One whose delusions are out of fashion.
by DoDo on Fri Aug 19th, 2005 at 05:27:33 AM EST
[ Parent ]
Here's my translation (errors mine) of Denis Clerc's piece in Alternatives Economiques:

Hardly a day goes by without its elogy of the British employment model. Indeed, the British jobless rate of 4.6% (2nd quarter 2004) is enough to make the French dream. Ten years ago, in 1994, the two countries showed similar, poor performance: 12% for France, 9.7% for the UK. So France should be red-faced today.

Not so sure. Over the same ten years, the number of jobs in the UK increased by 11%. In France, by... 14%. That's because of a rise in the number of government employees, reply the free-marketers. Well, no, because the UK is clear ahead of France in this race: since 1997, 45% of newly-created jobs (861,000 out of a total of 1.92 million), are public-sector, while in France, the number of new non-private-sector jobs (including public sector plus ONGs, trade unions, religious bodies) increased by 300,000 during the same period. Doctors, teachers, policemen, nurses... These are the jobs that have been created on the other side of the Channel. <snip> Not surprising, since public services were particularly badly treated by the ultra-free-market governments of the '80s and '90s.

If job creation in France has been superior, how come the unemployment level remains stuck so high, while it keeps going down in Britain? Quite simply because of the increase in the active (working-age) population. The number of job-seekers rose by 12% in France over ten years, as against 6% in the UK. So France needs to create two jobs to Britain's one to bring the unemployment statistics down.

But to confess that a rise in working-age population might have an effect on unemployment goes against the fundamental free-market assertion: all candidates on the job market will find a job... unless prevented by government interference (minimum wage, constraints on firing, high unemployment benefits).
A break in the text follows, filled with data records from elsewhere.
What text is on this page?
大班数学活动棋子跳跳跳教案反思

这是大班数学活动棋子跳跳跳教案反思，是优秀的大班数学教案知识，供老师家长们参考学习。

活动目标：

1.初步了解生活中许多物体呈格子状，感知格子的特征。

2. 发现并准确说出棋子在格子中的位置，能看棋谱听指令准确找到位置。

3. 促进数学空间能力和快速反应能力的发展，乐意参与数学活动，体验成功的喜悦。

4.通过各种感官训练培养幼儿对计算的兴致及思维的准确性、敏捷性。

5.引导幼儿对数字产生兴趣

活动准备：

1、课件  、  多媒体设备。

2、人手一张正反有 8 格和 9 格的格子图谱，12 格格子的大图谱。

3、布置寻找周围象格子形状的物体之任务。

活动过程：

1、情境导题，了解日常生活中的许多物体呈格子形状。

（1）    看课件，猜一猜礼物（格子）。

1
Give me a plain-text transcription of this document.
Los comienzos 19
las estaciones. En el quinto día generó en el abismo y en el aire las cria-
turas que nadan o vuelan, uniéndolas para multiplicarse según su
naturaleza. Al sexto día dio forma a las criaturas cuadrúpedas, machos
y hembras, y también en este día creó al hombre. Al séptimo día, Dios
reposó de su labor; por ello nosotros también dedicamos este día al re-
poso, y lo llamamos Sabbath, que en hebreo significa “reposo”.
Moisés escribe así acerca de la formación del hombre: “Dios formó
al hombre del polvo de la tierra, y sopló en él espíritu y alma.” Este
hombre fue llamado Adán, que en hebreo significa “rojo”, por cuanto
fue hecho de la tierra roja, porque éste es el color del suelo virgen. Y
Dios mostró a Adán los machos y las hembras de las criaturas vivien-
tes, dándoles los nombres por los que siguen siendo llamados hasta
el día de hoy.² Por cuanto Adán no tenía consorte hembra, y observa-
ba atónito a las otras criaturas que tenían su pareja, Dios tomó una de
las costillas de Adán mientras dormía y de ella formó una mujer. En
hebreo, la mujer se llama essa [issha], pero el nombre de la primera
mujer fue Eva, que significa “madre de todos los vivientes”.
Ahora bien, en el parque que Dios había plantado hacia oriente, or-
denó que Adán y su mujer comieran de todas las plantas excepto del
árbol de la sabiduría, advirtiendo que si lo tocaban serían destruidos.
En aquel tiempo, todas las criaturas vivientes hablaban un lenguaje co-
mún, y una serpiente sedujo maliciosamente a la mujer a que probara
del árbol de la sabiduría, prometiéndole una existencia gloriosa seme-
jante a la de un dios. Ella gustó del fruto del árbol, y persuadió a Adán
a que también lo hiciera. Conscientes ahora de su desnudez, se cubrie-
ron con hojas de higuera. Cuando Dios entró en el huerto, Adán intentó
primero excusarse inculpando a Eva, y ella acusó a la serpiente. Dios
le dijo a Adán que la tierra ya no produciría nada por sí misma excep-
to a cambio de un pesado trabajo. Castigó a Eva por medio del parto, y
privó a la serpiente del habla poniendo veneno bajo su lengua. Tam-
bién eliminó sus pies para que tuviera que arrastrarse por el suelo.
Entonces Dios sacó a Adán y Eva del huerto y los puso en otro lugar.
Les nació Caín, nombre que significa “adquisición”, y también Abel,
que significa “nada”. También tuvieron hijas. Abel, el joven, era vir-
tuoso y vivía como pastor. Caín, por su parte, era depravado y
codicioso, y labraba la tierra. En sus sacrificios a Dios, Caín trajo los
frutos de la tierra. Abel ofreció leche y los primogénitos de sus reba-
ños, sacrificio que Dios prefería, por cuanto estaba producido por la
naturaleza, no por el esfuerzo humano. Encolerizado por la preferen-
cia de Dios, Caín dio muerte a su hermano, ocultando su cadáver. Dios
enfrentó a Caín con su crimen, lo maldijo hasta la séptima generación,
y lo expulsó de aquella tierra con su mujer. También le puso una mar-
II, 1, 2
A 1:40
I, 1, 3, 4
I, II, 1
Denis Clerc, Alternatives Economiques, n° 235, April 2005

by afew (afew(a in a circle)eurotrib_dot_com) on Fri Aug 19th, 2005 at 05:49:51 AM EST
[ Parent ]
But to confess that a rise in working-age population might have an effect on unemployment goes against the fundamental free-market assertion: all candidates on the job market will find a job... unless prevented by government interference (minimum wage, constraints on firing, high unemployment benefits).

With that added, I feel Clerc makes a better point with the same data. Many thanks for the translation!

*Lunatic*, n.
One whose delusions are out of fashion.